2. Many would argue that not having to commute to and from the office would just give residents more time and freedom to explore the bustling metropolitan. It’s true that Tokyo is not imposing (and has actually never imposed) any strict lockdowns or travel bans amid the pandemic. Many businesses are operating – almost as if everything is normal if not for the ‘new travel manners’ being observed to prevent further spreading of the virus. That said, as someone who up until recently lived in a commercial district (a shotengai – more than a handful of restaurants, supermarkets, convenience stores, hospitals and other shops literally minutes away), going to these places when you feel like it and being right in the middle of all the hustle and bustle 24/7 are two very different things – especially in the midst of a pandemic. Every single time I would step out of the house, I couldn’t help but worry about catching the virus from that group of salarymen exiting a nearby izakaya or maybe that group of school girls chatting outside the cafe next door. Maybe this makes me an obsessive compulsive freak but hey, I’d rather be that freak than be a careless possible-virus-spreader – especially since I am a mother to an infant. In our new place, I feel that there is more space to move freely, have my baby explore his surroundings, breathe some fresh air. It’s a bit more of a walk (4-8 minutes in our case) but this is still Japan and somewhere near Tokyo to boot, so every convenience we need is still accessible.

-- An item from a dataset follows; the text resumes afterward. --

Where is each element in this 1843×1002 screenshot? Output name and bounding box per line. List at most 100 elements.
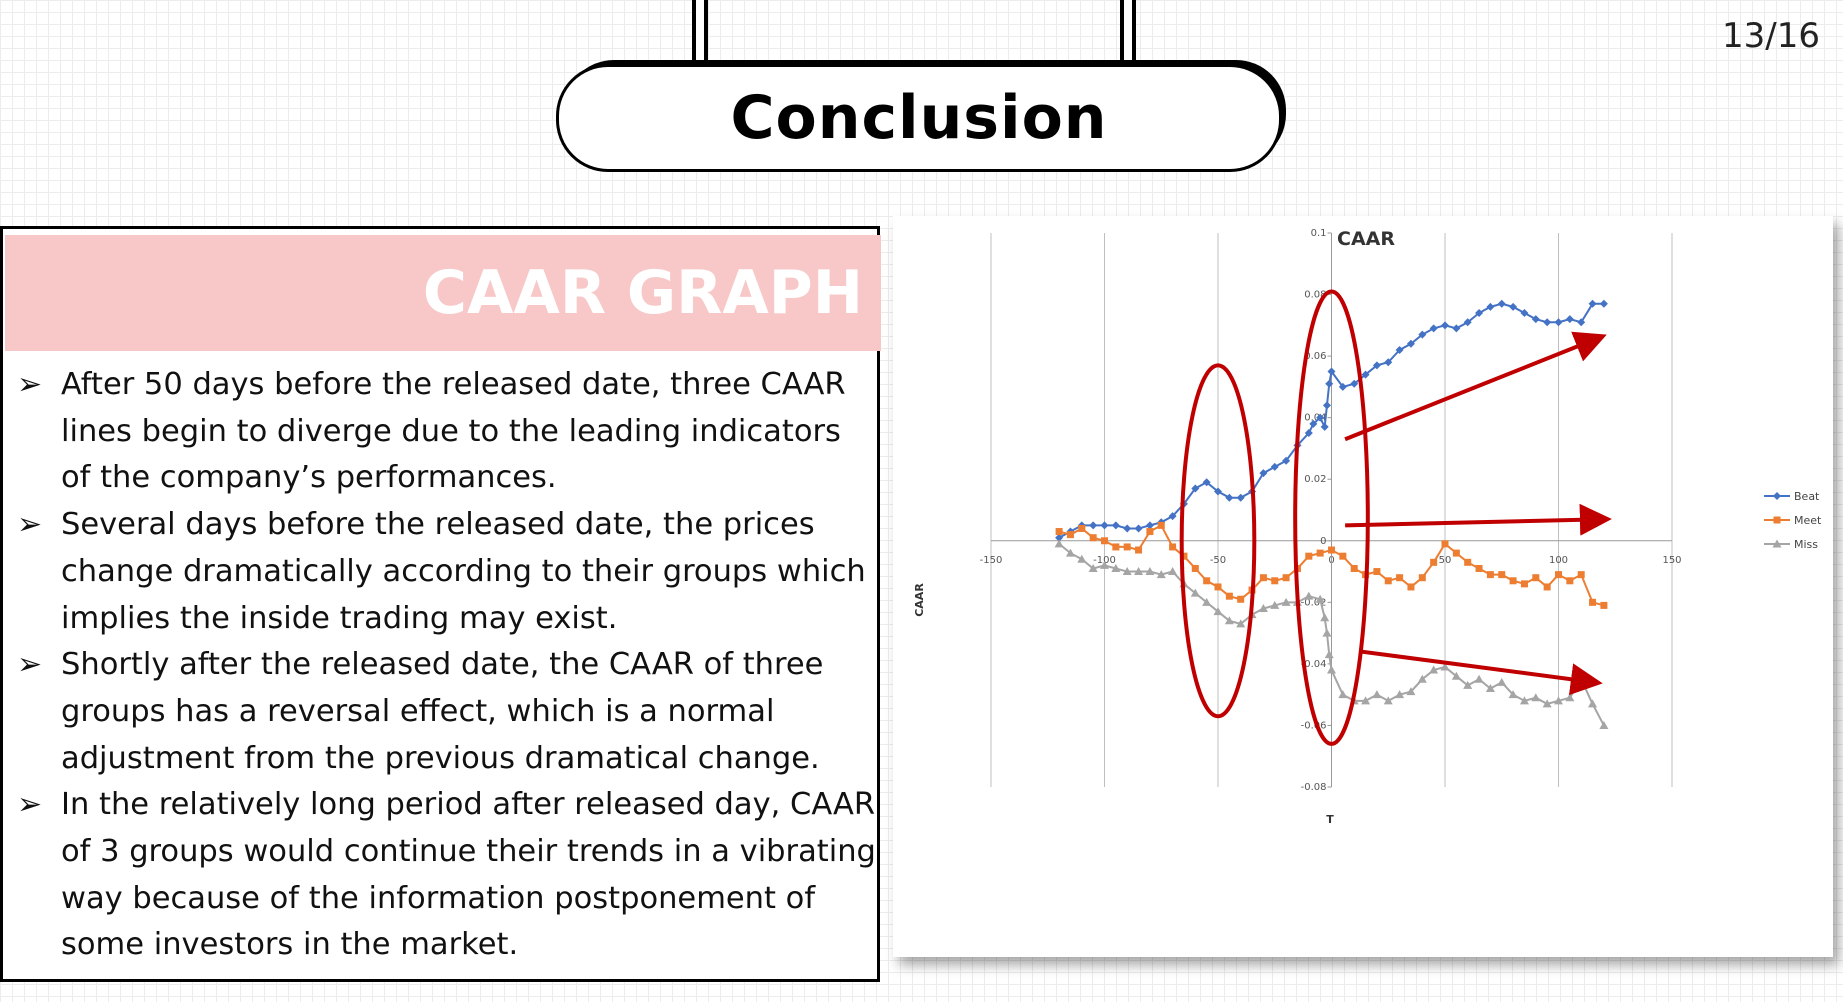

3. Lastly, a very big deciding factor to our move – when you strip Tokyo of its convenience and proximity to work and fun, the simple truth is that you just get much more bang for your buck outside the city. The 3-bedroom apartment that we currently live in is more than twice the size of our previous home but, I kid you not, it is slightly cheaper. Size is not the only thing that we got more of though, the amenities are also so much better. We get more and well thought-of storage, useful provisions such as the dishwasher, heated floors and faucet with filter for turning tap water to potable water, better and regular building maintenance, in-building parking (paid), extra perks like the Jitaku box where couriers can deposit your delivery if you are not home to receive them, heck we even have a view. I’ll have to be honest and say that we really did luck out on this apartment – we found it quickly when it hit the market after a tip from a realtor friend. Still, my experience of browsing apartments in Kanagawa area is enough to let me know that properties here just have more to offer than the ones in the city for the same budget.

And so, here we are – in this quite little place in the suburbs. And we couldn’t be happier.